If only I’d started out looking at how I could love the best, rather than how I could achieve the best.
I went to a funeral recently, of a woman who had been a wise mentor to me in her later years. During the service we listened to a rich telling of her life story, much of which was new to me. I realised that she had done almost no paid work during her whole life. Yet the church was full of people who were profoundly grateful for the way she had loved them. I came away with a deep sense of a life so very well lived: a life I wanted to emulate.
They say the elderly apostle John, who had spent decades reflecting on the meaning of the life of Jesus, came to the point where the only thing he would say when he was wheeled out to address his students was: ‘My children – love one another’.
That’s all that counts in the end: how well we have loved.
7 thoughts on “Life Question: What really counts in the end?”
Thanks for your open and honest post. Yes it would be good for us to think more about what is valuable, what ultimately matters. In my current job I am supporting a programme aiming to shift the social norms on unpaid care and domestic work . In other words getting men and boys involved in this work too, and not expecting women and girls to shoulder the majority of that while trying to get an education and earn a income at the same time.
That’s amazing Neil. What’s the programme called?
Hi the programme is called ” We Care” which stands for women’s economic empowerment and care. There is more about it and similar programmes here https://views-voices.oxfam.org.uk/tag/we-care/
I resonate with a lot of what you’ve said here. And I absolutely agree that matters in the end is whether we have loved well. I also think it takes a few decades to learn how to love well (and we first have to learn how to love ourselves well!
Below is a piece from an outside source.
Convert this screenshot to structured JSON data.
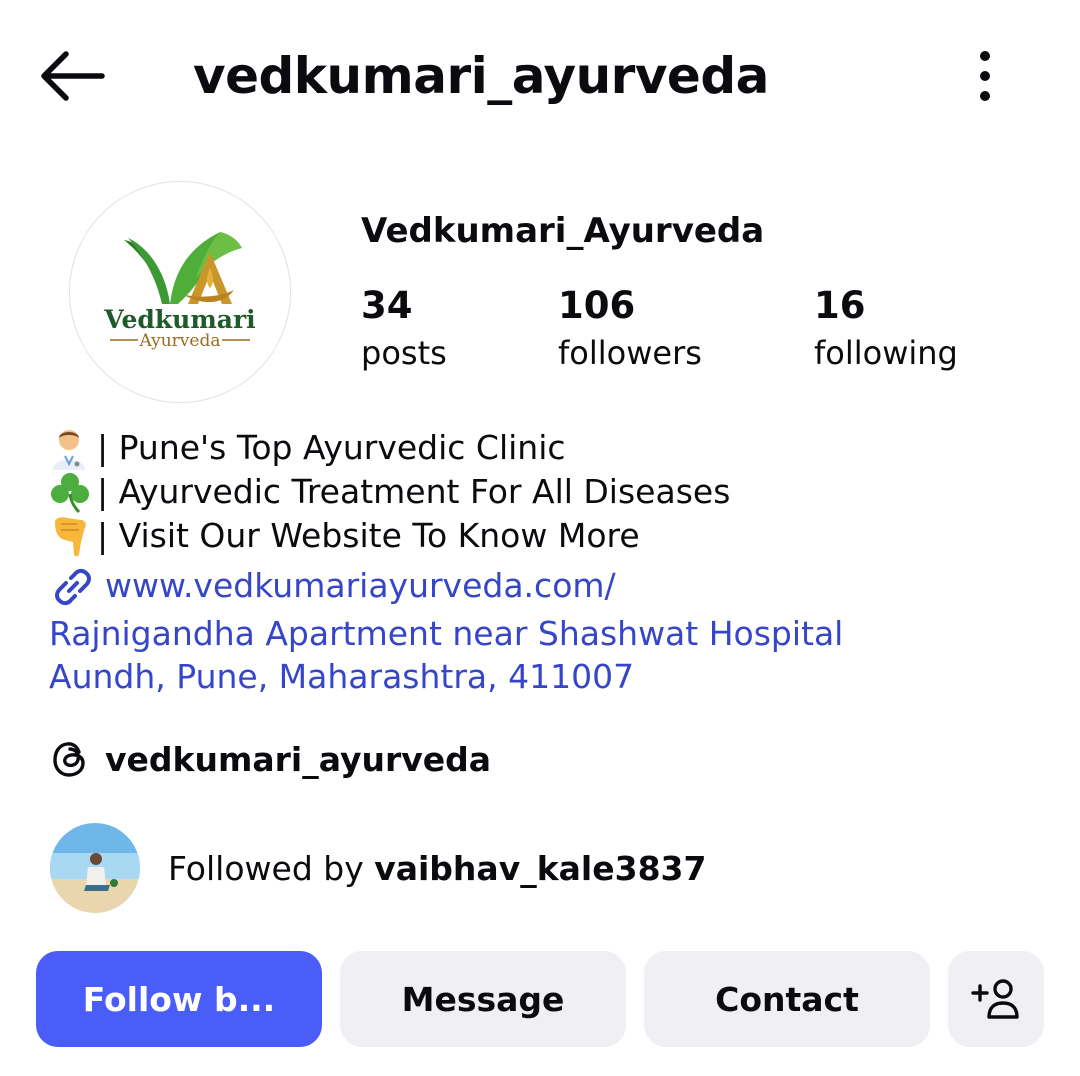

Thank you for your comment. I’m interested about what you say about learning to love well.. can you expand? It sounds really interesting
I would say loving well has a sense of complete acceptance and non-judgment. It’s grounded in compassion (and self-compassion), and it’s a gentle, warm, positive, hopeful kind of love. It really is the love you see in 1 Cor13. I think it takes a while to love in this pure way because we bring so much baggage with us in life. We have been hurt, and had negative experiences, and not always loved well by those closest to us. This affects our ability to love ourselves and others. It also affects our ability to receive love from God, and then have that love transform how we love others.